DFLers and Republicans alike have jettisoned their legislative priorities — like paid family leave and tax cuts on Social Security income, respectively — in favor of shoring up the state’s capabilities against a threat never before seen in their lifetimes.
Gov. Tim Walz received $200 million in emergency funding he sought as he unilaterally directs the state’s response to the COVID-19 pandemic. His declaration of a peacetime emergency has discomfited some Republicans, some of whom expressed misgivings about how much power Walz now wields. In particular, they pushed back on his order to shutter dine-in services at restaurants, as well as hair salons and neighborhood dentists, calling small businesses the backbone of local economies.
“How do we not destroy the livelihoods of so many people?” said Senate Majority Leader Paul Gazelka, R-East Gull Lake.
The package — which comes with some legislative oversight sought by Republicans — also distributes one-time money to a range of groups, including $9 million to food shelves; nearly $30 million in grants to emergency child care centers; $6.2 million for veterans; and, $11 million to be split among Minnesota’s 11 tribal nations.
Republicans defeated an effort to allow first responders and public health care workers sickened with COVID-19 to qualify for workers compensation claims. Sen. Erik Simonson, DFL-Dulth, offered a stark rebuke.
“All of these people are being exposed on a daily basis,” he said. “We need to take care of those who are taking of us.
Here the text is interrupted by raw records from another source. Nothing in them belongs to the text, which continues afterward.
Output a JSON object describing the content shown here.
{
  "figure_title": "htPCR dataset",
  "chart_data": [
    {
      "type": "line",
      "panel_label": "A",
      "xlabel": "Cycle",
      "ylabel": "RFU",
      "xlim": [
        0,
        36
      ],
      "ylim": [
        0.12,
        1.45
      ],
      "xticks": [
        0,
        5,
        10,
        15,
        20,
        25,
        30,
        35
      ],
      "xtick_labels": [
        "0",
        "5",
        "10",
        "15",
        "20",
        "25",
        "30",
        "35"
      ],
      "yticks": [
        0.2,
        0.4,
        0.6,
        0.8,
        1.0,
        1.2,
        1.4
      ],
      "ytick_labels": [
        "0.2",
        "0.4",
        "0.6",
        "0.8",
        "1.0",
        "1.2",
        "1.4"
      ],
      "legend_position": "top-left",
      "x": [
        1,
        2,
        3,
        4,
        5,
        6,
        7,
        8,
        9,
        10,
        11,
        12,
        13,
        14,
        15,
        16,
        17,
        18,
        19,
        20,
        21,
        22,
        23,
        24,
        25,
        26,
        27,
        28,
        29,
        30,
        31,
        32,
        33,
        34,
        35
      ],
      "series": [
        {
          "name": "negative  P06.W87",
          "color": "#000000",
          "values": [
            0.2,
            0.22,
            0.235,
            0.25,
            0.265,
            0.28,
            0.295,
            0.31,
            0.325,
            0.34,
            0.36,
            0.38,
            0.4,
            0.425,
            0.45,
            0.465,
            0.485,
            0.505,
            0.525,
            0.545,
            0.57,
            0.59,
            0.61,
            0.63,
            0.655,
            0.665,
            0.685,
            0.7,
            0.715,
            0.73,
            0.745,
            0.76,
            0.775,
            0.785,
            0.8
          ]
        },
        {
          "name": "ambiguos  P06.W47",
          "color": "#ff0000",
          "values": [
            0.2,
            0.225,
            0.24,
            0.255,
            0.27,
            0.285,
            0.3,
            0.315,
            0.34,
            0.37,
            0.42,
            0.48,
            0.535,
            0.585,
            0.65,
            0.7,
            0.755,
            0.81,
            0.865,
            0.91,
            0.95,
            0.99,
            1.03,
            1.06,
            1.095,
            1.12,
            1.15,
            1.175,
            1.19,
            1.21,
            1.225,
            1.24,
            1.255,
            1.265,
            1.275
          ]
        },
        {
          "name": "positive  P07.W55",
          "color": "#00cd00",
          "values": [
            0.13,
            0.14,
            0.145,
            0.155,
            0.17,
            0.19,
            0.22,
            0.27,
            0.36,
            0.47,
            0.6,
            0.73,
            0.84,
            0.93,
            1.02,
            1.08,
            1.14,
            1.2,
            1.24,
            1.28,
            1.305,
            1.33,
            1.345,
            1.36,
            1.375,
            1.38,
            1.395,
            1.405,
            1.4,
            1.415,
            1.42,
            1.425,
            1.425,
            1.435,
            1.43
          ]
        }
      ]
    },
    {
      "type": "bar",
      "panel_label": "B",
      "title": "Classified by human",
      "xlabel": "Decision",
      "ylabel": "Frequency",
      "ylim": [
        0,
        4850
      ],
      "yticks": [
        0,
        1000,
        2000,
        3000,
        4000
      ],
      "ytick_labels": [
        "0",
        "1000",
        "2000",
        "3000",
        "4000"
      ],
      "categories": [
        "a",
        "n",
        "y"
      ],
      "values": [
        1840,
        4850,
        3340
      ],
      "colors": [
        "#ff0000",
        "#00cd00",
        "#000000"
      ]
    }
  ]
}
I cannot figure out for the life of me why we ignored these folks.”
He asked Gazelka to yield to a question to ask how that fell out of the final negotiations; Gazelka said business groups had pushed back, and that he hoped consensus can be reached in the future.
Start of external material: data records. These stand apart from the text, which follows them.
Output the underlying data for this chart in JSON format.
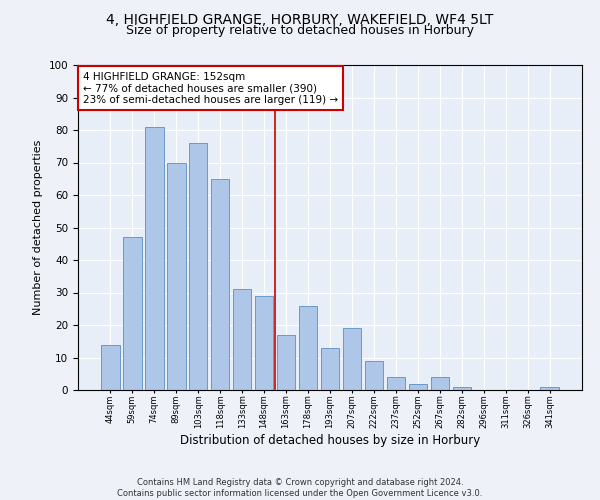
{
  "title1": "4, HIGHFIELD GRANGE, HORBURY, WAKEFIELD, WF4 5LT",
  "title2": "Size of property relative to detached houses in Horbury",
  "xlabel": "Distribution of detached houses by size in Horbury",
  "ylabel": "Number of detached properties",
  "categories": [
    "44sqm",
    "59sqm",
    "74sqm",
    "89sqm",
    "103sqm",
    "118sqm",
    "133sqm",
    "148sqm",
    "163sqm",
    "178sqm",
    "193sqm",
    "207sqm",
    "222sqm",
    "237sqm",
    "252sqm",
    "267sqm",
    "282sqm",
    "296sqm",
    "311sqm",
    "326sqm",
    "341sqm"
  ],
  "values": [
    14,
    47,
    81,
    70,
    76,
    65,
    31,
    29,
    17,
    26,
    13,
    19,
    9,
    4,
    2,
    4,
    1,
    0,
    0,
    0,
    1
  ],
  "bar_color": "#aec6e8",
  "bar_edge_color": "#5a8fc2",
  "property_line_x": 7.5,
  "annotation_text": "4 HIGHFIELD GRANGE: 152sqm\n← 77% of detached houses are smaller (390)\n23% of semi-detached houses are larger (119) →",
  "annotation_box_color": "#ffffff",
  "annotation_box_edge_color": "#cc0000",
  "vline_color": "#cc0000",
  "background_color": "#e8eef7",
  "grid_color": "#ffffff",
  "footer1": "Contains HM Land Registry data © Crown copyright and database right 2024.",
  "footer2": "Contains public sector information licensed under the Open Government Licence v3.0.",
  "ylim": [
    0,
    100
  ],
  "title1_fontsize": 10,
  "title2_fontsize": 9,
  "xlabel_fontsize": 8.5,
  "ylabel_fontsize": 8
}
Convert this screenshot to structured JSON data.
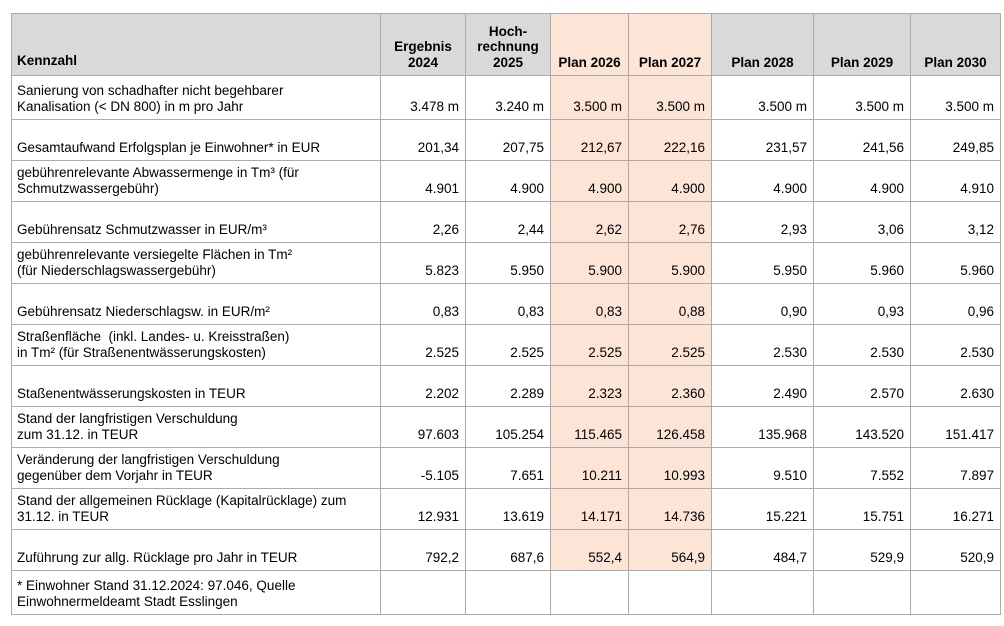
{
  "colors": {
    "header_bg": "#d9d9d9",
    "highlight_bg": "#fce4d6",
    "border": "#ababab",
    "text": "#000000"
  },
  "table": {
    "header": {
      "kennzahl_label": "Kennzahl",
      "columns": [
        {
          "label": "Ergebnis\n2024",
          "highlight": false
        },
        {
          "label": "Hoch-\nrechnung\n2025",
          "highlight": false
        },
        {
          "label": "Plan 2026",
          "highlight": true
        },
        {
          "label": "Plan 2027",
          "highlight": true
        },
        {
          "label": "Plan 2028",
          "highlight": false
        },
        {
          "label": "Plan 2029",
          "highlight": false
        },
        {
          "label": "Plan 2030",
          "highlight": false
        }
      ]
    },
    "rows": [
      {
        "label": "Sanierung von schadhafter nicht begehbarer\nKanalisation (< DN 800) in m pro Jahr",
        "values": [
          "3.478 m",
          "3.240 m",
          "3.500 m",
          "3.500 m",
          "3.500 m",
          "3.500 m",
          "3.500 m"
        ]
      },
      {
        "label": "Gesamtaufwand Erfolgsplan je Einwohner* in EUR",
        "values": [
          "201,34",
          "207,75",
          "212,67",
          "222,16",
          "231,57",
          "241,56",
          "249,85"
        ]
      },
      {
        "label": "gebührenrelevante Abwassermenge in Tm³ (für\nSchmutzwassergebühr)",
        "values": [
          "4.901",
          "4.900",
          "4.900",
          "4.900",
          "4.900",
          "4.900",
          "4.910"
        ]
      },
      {
        "label": "Gebührensatz Schmutzwasser in EUR/m³",
        "values": [
          "2,26",
          "2,44",
          "2,62",
          "2,76",
          "2,93",
          "3,06",
          "3,12"
        ]
      },
      {
        "label": "gebührenrelevante versiegelte Flächen in Tm²\n(für Niederschlagswassergebühr)",
        "values": [
          "5.823",
          "5.950",
          "5.900",
          "5.900",
          "5.950",
          "5.960",
          "5.960"
        ]
      },
      {
        "label": "Gebührensatz Niederschlagsw. in EUR/m²",
        "values": [
          "0,83",
          "0,83",
          "0,83",
          "0,88",
          "0,90",
          "0,93",
          "0,96"
        ]
      },
      {
        "label": "Straßenfläche  (inkl. Landes- u. Kreisstraßen)\nin Tm² (für Straßenentwässerungskosten)",
        "values": [
          "2.525",
          "2.525",
          "2.525",
          "2.525",
          "2.530",
          "2.530",
          "2.530"
        ]
      },
      {
        "label": "Staßenentwässerungskosten in TEUR",
        "values": [
          "2.202",
          "2.289",
          "2.323",
          "2.360",
          "2.490",
          "2.570",
          "2.630"
        ]
      },
      {
        "label": "Stand der langfristigen Verschuldung\nzum 31.12. in TEUR",
        "values": [
          "97.603",
          "105.254",
          "115.465",
          "126.458",
          "135.968",
          "143.520",
          "151.417"
        ]
      },
      {
        "label": "Veränderung der langfristigen Verschuldung\ngegenüber dem Vorjahr in TEUR",
        "values": [
          "-5.105",
          "7.651",
          "10.211",
          "10.993",
          "9.510",
          "7.552",
          "7.897"
        ]
      },
      {
        "label": "Stand der allgemeinen Rücklage (Kapitalrücklage) zum\n31.12. in TEUR",
        "values": [
          "12.931",
          "13.619",
          "14.171",
          "14.736",
          "15.221",
          "15.751",
          "16.271"
        ]
      },
      {
        "label": "Zuführung zur allg. Rücklage pro Jahr in TEUR",
        "values": [
          "792,2",
          "687,6",
          "552,4",
          "564,9",
          "484,7",
          "529,9",
          "520,9"
        ]
      }
    ],
    "footnote": "* Einwohner Stand 31.12.2024: 97.046, Quelle\nEinwohnermeldeamt Stadt Esslingen"
  }
}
House Minority Leader Kurt Daudt, R-Crown, and his caucus all voted in favor of the legislation, but not before registering some criticism and concern.
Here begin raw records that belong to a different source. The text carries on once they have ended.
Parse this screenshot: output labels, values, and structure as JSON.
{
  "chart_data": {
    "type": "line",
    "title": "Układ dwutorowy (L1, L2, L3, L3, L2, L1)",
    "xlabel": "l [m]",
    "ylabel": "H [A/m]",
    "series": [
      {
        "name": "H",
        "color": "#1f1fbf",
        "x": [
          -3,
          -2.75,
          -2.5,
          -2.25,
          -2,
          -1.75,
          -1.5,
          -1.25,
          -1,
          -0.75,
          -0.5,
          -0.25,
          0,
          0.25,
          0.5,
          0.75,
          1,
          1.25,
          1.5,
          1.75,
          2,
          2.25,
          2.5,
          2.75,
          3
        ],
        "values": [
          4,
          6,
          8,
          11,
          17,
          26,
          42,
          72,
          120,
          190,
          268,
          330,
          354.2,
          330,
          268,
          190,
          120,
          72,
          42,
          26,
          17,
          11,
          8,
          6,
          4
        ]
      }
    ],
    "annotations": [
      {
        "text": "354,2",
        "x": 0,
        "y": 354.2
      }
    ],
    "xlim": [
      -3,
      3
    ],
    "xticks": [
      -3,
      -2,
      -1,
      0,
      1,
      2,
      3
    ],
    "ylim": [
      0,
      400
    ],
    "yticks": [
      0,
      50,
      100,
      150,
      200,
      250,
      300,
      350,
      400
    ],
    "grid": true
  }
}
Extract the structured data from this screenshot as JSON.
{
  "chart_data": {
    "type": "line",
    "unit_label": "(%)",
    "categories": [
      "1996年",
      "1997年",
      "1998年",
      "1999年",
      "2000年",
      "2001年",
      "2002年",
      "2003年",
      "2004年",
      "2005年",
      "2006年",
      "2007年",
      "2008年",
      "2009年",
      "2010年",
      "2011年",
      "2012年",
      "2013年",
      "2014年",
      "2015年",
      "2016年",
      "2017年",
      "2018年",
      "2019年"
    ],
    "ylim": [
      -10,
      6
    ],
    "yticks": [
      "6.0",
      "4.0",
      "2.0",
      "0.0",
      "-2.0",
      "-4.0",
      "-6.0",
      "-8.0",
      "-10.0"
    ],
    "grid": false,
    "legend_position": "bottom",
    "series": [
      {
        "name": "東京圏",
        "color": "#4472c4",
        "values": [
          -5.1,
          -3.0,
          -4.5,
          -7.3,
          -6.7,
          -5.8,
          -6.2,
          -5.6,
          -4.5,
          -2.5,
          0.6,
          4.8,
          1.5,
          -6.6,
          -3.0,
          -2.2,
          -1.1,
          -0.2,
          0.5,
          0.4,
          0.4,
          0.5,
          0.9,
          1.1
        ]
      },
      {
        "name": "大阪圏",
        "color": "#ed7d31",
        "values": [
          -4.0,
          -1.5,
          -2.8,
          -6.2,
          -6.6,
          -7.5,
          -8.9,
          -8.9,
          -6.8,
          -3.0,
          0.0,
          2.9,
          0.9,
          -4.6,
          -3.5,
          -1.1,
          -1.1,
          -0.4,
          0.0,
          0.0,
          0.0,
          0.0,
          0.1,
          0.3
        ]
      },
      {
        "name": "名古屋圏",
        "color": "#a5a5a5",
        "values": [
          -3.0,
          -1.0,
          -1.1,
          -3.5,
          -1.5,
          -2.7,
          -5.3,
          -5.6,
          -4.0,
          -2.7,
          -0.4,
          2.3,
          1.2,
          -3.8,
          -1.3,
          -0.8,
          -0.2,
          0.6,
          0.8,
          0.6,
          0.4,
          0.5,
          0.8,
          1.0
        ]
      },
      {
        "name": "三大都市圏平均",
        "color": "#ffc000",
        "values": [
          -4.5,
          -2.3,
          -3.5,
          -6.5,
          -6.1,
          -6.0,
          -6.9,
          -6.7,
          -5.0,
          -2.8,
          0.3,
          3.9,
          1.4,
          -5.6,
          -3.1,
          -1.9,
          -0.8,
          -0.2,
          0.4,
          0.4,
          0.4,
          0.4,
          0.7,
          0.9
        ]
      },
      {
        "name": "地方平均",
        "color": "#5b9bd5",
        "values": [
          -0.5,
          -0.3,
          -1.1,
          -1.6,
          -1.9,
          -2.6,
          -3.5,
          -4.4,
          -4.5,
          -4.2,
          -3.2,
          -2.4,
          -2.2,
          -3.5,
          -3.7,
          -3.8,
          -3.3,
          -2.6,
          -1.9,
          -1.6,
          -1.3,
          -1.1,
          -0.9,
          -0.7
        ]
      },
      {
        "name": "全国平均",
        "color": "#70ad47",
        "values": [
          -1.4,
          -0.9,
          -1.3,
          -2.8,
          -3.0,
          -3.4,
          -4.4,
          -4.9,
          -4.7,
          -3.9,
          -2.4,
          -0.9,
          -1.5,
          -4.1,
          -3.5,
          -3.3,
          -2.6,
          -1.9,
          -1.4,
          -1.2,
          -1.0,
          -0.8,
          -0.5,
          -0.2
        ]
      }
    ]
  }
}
Daudt pointed out the grim prospects for the state’s economic and fiscal future, reminding lawmakers that the projected $1.5 billion surplus forecast in February could vanish. Unemployment claims have tripled in the past two weeks and revenues going into state coffers are expected to collapse.
Minnesotans have had to become backseat epidemiology experts in recent weeks, quickly coming to terms with previously obscure phrases like “social distancing,” “community mitigation,” and “asymptomatic transmission.” State health officials have made a number of recommendations that underscored all the preventative measures that House and Senate staff implemented.
State health officials have repeatedly told Minnesotans to assume they are carrying COVID-19, instructing them to keep at least 6 feet of distance to avoid infecting others.
The bill is the second major COVID-19 law; earlier this month, lawmakers approved a $200 million hospital funding bill.
Rep. Steve Drazkowski, R-Mazeppa, and three other members of the New House Repubublican Caucus voted against the bill. Drazkowski criticized the lack of public input and transparency.
He said the government response to the pandemic has been heavy handed, arguing families best know how to care for themselves.